The Lighter's Weight
The silver lighter felt like a burning coal in my palm. It wasn't just a fire starter; it was a ticking time bomb, evidence of a collision with danger I couldn't explain away. How had it gotten into my notebook? Had he put it there in the hallway, or in the library? Both options were equally terrifying.
If my parents, or worse, Principal Davies, found this, everything I had built would shatter. My scholarship, my prefect status, my perfect reputation—all gone. I couldn't risk it. I had to return it. Now. But how? Kane Blackwood didn't exactly have a public phone number or a neatly filed email address.
Panic began to set in. My meticulously planned life suddenly had a gaping, dangerous hole in it, and that lighter was the only way to patch it.
Breaking the Rules
My heart hammered against my ribs, a desperate drumbeat against the silence of my bedroom. There was only one place where I might find his address: the school's administrative office. A place I, as a trusted prefect, had limited access to. And accessing private student files was a blatant violation of every rule I stood for.
My hands trembled as I slipped the master key—a key given to me for emergencies, never for this—into the lock of the administrative office after school hours. The click echoed too loudly in the empty hallway. Inside, the familiar scent of stale coffee and printer ink felt alien, charged with my transgression.
I found his file—"BLACKWOOD, KANE"—and my fingers shook as I typed his name into the database. His address flashed on the screen: a street I’d never heard of, deep in the industrial heart of the city, miles from my quiet, tree-lined suburb. I quickly jotted it down, my stomach churning with guilt and a strange, rebellious thrill.
I was crossing lines I had never imagined. All for a boy everyone warned me about.
The Other Side of Town
My small, sensible car felt ridiculously out of place as I drove further and further from everything familiar. The streets grew narrower, the houses older and more neglected. Graffitied walls replaced manicured lawns, and the distant hum of industry replaced the chirp of crickets. Each turn took me deeper into a world I only saw on gritty TV shows.
The address led me to a rundown garage, its corrugated metal walls rusting, faded paint peeling from a sign that simply read "BLACKWOOD AUTO." A single, bare bulb cast a weak, yellow glow from within. This wasn't just his home; it was his territory. This was where the rumors were forged.
My hand hovered over the grimy doorknob.
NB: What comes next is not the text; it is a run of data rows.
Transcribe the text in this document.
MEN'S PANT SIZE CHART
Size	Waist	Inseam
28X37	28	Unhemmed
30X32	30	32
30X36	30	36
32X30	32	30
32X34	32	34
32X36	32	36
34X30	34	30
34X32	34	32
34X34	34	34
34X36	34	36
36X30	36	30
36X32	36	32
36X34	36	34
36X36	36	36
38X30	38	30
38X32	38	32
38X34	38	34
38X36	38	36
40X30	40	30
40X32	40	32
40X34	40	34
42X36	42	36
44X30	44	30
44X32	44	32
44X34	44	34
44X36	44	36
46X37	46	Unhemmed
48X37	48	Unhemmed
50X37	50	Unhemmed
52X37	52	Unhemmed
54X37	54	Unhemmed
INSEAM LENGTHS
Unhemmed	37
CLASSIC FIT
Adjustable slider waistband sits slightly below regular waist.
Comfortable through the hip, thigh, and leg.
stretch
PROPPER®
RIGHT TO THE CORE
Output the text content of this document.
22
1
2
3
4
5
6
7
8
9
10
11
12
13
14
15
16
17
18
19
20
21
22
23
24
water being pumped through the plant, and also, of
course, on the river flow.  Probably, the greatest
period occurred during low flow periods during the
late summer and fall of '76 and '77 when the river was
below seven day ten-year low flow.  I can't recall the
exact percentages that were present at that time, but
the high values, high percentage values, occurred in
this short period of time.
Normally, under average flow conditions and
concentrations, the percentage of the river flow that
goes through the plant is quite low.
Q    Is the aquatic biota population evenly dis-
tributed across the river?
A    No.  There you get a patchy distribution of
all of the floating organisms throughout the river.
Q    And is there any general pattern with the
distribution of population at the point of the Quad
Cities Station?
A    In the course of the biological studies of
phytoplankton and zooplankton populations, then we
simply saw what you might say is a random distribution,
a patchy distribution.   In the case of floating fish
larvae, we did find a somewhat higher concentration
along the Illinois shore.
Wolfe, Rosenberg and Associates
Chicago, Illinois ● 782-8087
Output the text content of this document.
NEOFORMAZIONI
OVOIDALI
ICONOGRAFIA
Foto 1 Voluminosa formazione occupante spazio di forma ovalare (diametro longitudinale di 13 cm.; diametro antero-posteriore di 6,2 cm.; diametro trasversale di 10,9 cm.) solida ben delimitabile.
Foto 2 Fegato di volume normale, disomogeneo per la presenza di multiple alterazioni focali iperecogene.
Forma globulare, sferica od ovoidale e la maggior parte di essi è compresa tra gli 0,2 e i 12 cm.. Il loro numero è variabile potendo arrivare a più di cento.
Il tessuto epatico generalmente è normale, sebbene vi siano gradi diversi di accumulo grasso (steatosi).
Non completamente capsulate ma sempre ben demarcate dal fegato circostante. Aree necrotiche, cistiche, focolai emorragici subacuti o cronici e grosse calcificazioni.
Every instinct screamed at me to turn around, to throw the lighter into a ditch and pretend this entire, dangerous detour had never happened. But the thought of it being discovered was worse. Taking a deep, shaky breath, I pushed the door open.
The Mechanic and the Good Girl
The air inside was thick with the scent of oil, metal, and something else—something raw and potent that made my senses zing. The space was cavernous, filled with car parts, tools, and half-dismantled vehicles.
And then I saw him.
He was under a car, silhouetted against a bare light, his dark hair falling over his forehead, a smear of grease across his cheekbone. He looked even more dangerous here, less like a student and more like... a man. A man who belonged in the shadows. He wore a ripped, dark t-shirt that stretched across powerful shoulders, revealing more of the barbed wire tattoo that seemed to pulse with a life of its own.
He hadn't heard me. I cleared my throat, and the clang of a dropped wrench shattered the silence.
Kane slowly slid out from under the car, his eyes, dark as midnight, locking onto mine. He didn't look surprised. Just... expectant.
“Lost, Prefect?” His voice was a low growl, laced with a mockery that still managed to send shivers down my spine.
My hand trembled as I held out the lighter. "You... you left this in my notebook."
He looked at the lighter, then back at me, a slow, dangerous smirk spreading across his lips. He didn't take it.
“You broke a lot of rules to return something so insignificant, Audrey.” He pushed himself to his feet, wiping grease from his hands with a rag, his gaze never leaving mine. “Why?”
The Forbidden Touch
He stepped closer, backing me against the cold metal of a rusty toolbox. The air crackled with a forbidden energy, the scent of oil and his skin filling my lungs. I could feel the heat radiating off him. My heart was a frantic drum against my ribs.
“I—I just... it’s yours,” I stammered, holding out the lighter again.
He leaned in, his face inches from mine, his dark eyes searching, piercing. “Is it? Or is it an excuse, Prefect? An excuse to find me. To see what the darkness looks like up close.”
His words hit too close to home. My cheeks burned. "No! I just... I don't want anything to do with it. Or you."
A low chuckle vibrated through his chest. "You're a bad liar, Audrey. That's a good thing. Keeps you honest." His hand reached out, not for the lighter, but for my wrist. His fingers wrapped around it, cold but steady, sending a jolt through my entire arm. He pulled me closer, eliminating the last sliver of space between us.
“You came to my world, Audrey.” His voice was a rough whisper against my ear, sending shivers down my spine. “And now, you don't get to leave without giving me something.”